Never underestimate the time difference!

I really underestimated the challenge of working across time zones – especially if your clients are six respectively nine hours ahead of you. When they fire up their laptops and enjoy their first cup of coffee, I’m fast asleep dreaming of new adventures. And once I get up in the morning, they are busy making plans for their evenings.  

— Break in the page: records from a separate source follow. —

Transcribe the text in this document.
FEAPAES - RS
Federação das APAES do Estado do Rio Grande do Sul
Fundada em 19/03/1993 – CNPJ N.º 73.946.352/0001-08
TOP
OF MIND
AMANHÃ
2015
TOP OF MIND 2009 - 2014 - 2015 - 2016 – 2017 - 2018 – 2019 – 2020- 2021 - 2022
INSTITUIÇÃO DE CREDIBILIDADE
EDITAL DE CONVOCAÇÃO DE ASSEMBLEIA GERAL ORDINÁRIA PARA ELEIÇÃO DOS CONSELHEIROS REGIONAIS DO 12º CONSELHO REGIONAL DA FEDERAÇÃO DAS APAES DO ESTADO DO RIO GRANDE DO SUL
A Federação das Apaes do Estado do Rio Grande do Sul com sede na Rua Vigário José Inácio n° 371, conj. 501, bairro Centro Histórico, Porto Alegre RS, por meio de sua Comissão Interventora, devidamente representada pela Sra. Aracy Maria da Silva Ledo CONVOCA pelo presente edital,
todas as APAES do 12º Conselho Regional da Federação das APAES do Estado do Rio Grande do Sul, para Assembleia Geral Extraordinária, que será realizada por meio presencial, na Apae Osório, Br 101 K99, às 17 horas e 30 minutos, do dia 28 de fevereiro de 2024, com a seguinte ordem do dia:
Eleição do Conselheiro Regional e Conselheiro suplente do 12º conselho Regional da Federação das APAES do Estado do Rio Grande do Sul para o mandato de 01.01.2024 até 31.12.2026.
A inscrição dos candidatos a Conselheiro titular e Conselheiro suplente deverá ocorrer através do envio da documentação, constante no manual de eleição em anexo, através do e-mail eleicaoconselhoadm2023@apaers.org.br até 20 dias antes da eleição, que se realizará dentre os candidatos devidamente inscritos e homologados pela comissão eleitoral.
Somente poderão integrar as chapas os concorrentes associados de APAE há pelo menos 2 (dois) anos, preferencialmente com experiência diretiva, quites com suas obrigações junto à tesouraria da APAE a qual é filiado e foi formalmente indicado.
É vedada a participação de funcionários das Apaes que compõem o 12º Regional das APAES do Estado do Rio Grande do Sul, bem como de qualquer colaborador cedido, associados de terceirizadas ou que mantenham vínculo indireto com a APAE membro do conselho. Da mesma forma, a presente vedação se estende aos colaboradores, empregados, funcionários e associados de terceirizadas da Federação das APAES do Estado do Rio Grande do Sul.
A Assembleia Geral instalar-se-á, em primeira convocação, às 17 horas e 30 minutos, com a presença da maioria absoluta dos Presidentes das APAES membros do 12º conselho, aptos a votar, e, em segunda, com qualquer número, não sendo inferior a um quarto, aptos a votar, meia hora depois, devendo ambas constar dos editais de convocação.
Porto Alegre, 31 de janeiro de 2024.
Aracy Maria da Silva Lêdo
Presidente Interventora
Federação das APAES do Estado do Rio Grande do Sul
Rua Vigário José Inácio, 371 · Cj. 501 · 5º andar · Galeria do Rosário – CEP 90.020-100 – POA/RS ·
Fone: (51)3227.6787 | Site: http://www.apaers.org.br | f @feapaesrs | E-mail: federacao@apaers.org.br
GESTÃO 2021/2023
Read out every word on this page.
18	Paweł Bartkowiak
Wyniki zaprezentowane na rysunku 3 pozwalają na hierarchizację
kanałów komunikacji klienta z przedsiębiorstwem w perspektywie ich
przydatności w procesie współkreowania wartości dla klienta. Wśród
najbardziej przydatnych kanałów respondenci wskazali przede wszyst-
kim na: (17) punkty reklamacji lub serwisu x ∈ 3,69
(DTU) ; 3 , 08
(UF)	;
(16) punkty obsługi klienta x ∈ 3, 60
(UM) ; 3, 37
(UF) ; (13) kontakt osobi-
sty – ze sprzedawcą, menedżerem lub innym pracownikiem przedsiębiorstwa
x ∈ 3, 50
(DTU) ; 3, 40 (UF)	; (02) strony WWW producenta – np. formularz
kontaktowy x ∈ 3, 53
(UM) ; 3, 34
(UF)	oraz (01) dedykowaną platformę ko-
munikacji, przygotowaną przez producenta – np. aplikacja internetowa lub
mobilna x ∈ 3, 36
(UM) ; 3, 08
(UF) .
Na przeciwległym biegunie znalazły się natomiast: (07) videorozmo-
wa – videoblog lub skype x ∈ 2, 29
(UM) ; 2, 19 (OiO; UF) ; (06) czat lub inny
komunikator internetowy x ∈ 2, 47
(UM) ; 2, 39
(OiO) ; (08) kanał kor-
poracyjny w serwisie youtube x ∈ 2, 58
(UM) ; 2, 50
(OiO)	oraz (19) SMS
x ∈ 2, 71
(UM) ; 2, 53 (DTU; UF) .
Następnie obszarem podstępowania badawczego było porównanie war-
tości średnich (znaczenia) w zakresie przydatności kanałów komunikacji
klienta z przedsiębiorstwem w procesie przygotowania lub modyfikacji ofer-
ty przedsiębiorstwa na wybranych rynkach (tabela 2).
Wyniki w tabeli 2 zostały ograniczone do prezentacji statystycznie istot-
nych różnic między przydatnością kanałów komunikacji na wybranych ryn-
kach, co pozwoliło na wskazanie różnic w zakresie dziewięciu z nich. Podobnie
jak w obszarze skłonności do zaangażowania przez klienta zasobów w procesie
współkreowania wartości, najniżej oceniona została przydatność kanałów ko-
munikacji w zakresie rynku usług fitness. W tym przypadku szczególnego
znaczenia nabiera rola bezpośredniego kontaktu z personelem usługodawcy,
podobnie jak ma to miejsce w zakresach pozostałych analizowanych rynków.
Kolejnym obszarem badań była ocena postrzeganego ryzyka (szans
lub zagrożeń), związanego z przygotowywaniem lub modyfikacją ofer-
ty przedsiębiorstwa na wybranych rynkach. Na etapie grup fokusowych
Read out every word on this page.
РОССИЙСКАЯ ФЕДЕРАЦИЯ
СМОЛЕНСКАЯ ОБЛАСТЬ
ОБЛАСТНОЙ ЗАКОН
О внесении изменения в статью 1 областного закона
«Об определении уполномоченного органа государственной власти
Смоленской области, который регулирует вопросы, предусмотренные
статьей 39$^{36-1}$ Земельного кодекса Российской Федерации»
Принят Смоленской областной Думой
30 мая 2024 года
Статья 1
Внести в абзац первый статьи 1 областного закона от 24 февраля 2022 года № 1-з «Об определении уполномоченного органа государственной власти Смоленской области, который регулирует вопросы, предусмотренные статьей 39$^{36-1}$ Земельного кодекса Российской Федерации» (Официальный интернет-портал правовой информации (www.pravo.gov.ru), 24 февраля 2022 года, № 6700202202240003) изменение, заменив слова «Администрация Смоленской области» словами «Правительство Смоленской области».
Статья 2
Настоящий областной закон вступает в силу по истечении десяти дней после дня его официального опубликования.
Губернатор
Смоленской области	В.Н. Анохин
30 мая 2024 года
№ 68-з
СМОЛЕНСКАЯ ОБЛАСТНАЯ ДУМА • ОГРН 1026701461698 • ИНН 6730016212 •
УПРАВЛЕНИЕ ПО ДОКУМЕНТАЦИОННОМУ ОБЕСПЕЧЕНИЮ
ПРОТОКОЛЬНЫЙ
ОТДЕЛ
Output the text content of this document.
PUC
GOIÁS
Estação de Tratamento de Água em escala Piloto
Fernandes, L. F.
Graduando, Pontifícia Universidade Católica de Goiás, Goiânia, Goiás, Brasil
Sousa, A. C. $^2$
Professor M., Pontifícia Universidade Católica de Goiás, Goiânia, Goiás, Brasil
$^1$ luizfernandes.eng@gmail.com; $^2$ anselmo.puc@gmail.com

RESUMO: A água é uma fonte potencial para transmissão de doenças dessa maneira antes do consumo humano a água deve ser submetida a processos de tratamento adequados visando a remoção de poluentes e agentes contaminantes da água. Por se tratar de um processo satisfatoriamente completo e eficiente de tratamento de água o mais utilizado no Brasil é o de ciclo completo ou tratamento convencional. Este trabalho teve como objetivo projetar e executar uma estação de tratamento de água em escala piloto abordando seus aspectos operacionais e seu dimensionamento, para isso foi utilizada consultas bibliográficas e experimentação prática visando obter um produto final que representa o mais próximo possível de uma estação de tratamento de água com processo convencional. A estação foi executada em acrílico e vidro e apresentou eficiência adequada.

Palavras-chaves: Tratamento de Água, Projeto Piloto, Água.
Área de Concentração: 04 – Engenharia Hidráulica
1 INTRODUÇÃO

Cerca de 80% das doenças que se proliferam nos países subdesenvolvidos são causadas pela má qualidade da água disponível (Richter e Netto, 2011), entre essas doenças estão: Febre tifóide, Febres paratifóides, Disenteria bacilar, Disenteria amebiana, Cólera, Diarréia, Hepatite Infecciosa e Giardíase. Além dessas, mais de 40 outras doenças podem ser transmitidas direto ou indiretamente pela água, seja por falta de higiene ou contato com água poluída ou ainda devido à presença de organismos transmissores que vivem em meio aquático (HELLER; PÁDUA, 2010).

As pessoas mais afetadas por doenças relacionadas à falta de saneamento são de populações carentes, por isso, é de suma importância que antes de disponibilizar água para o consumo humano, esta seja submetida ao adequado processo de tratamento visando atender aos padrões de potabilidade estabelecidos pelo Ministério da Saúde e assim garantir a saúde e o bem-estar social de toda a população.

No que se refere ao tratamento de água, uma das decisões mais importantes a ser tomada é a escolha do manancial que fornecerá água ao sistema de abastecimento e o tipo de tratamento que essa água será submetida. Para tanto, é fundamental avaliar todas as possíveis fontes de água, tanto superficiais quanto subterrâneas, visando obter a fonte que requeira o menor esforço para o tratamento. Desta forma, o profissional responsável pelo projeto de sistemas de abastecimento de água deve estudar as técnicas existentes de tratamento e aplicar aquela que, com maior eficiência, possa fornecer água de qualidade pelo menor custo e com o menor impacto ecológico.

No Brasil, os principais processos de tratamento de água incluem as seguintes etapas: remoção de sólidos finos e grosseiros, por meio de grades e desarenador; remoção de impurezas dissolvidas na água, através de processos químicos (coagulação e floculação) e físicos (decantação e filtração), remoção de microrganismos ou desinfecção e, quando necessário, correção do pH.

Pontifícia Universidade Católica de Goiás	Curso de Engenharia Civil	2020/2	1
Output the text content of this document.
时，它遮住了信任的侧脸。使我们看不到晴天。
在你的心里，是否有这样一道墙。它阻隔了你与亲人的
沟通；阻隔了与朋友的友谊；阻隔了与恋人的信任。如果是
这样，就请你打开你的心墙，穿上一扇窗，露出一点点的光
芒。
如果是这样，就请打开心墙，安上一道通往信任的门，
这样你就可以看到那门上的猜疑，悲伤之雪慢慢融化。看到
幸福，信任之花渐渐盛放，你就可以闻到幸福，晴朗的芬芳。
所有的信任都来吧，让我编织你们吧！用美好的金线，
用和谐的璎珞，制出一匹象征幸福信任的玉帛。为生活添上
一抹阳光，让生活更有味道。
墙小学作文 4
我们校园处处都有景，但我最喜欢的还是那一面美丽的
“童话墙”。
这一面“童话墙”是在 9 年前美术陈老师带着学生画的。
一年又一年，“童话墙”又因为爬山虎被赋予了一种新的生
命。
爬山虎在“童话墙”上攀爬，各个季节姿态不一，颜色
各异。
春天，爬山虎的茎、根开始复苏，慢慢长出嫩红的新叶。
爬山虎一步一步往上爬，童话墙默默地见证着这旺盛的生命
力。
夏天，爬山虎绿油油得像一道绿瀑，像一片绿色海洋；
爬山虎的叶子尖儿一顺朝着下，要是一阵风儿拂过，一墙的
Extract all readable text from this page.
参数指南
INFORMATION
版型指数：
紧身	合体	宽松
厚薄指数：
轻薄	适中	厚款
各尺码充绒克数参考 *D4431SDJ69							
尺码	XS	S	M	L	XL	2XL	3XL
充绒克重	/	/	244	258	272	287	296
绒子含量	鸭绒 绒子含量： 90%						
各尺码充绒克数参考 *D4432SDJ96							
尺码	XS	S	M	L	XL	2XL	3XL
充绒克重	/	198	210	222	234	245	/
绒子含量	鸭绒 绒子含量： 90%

Lucky me to have understanding clients who share my passion for remote work or at least allow me the freedom of doing so. One of them even postponed a scheduled conference call from 9am to 12pm so that I can be part of it without getting up at 3am in the morning. Nevertheless, I still sat there red eyed and with my video camera switched off – 6am is still tough for a serious and productive conversation. But that’s nomad life and a small price to pay for the flexibility and freedom that I enjoy working remotely.

Lost in translation

When you think your Spanish is proficient enough to master the friendly chat with your doorman or the casual conversation with your Uber driver and figure out in the end that they are just too polite to tell you that what you meant to say is not what you actually said… I’m in Medellín for a little bit over a week now and I’m still lost when it comes to speaking Spanish, not to speak about the Colombian Spanish. But the good thing is that I’m confident that all of this will change soon. Spanish lessons are in full swing and I do make it a habit to have these little conversations on a daily basis, no matter how bad they might me. They are always good for a hearty laugh.

Love at first sight

Other than that, Medellín already stole my heart. It was love at first sight. And I cannot even tell what it is – is it the landscape with its incredible views, the life loving and welcoming attitude of the people here, the somewhat Caribbean vibe on the streets or even the admittedly dark history? Anyways, Medellin is definitely a place I’d like to explore further and even more so Colombia. Next week I’ll have the chance to learn about the coffee culture, get some exercise while practicing Bachata and Salsa, take a day trip to Bogota and Guatapé and hopefully dive even further into Colombia’s past, present and future.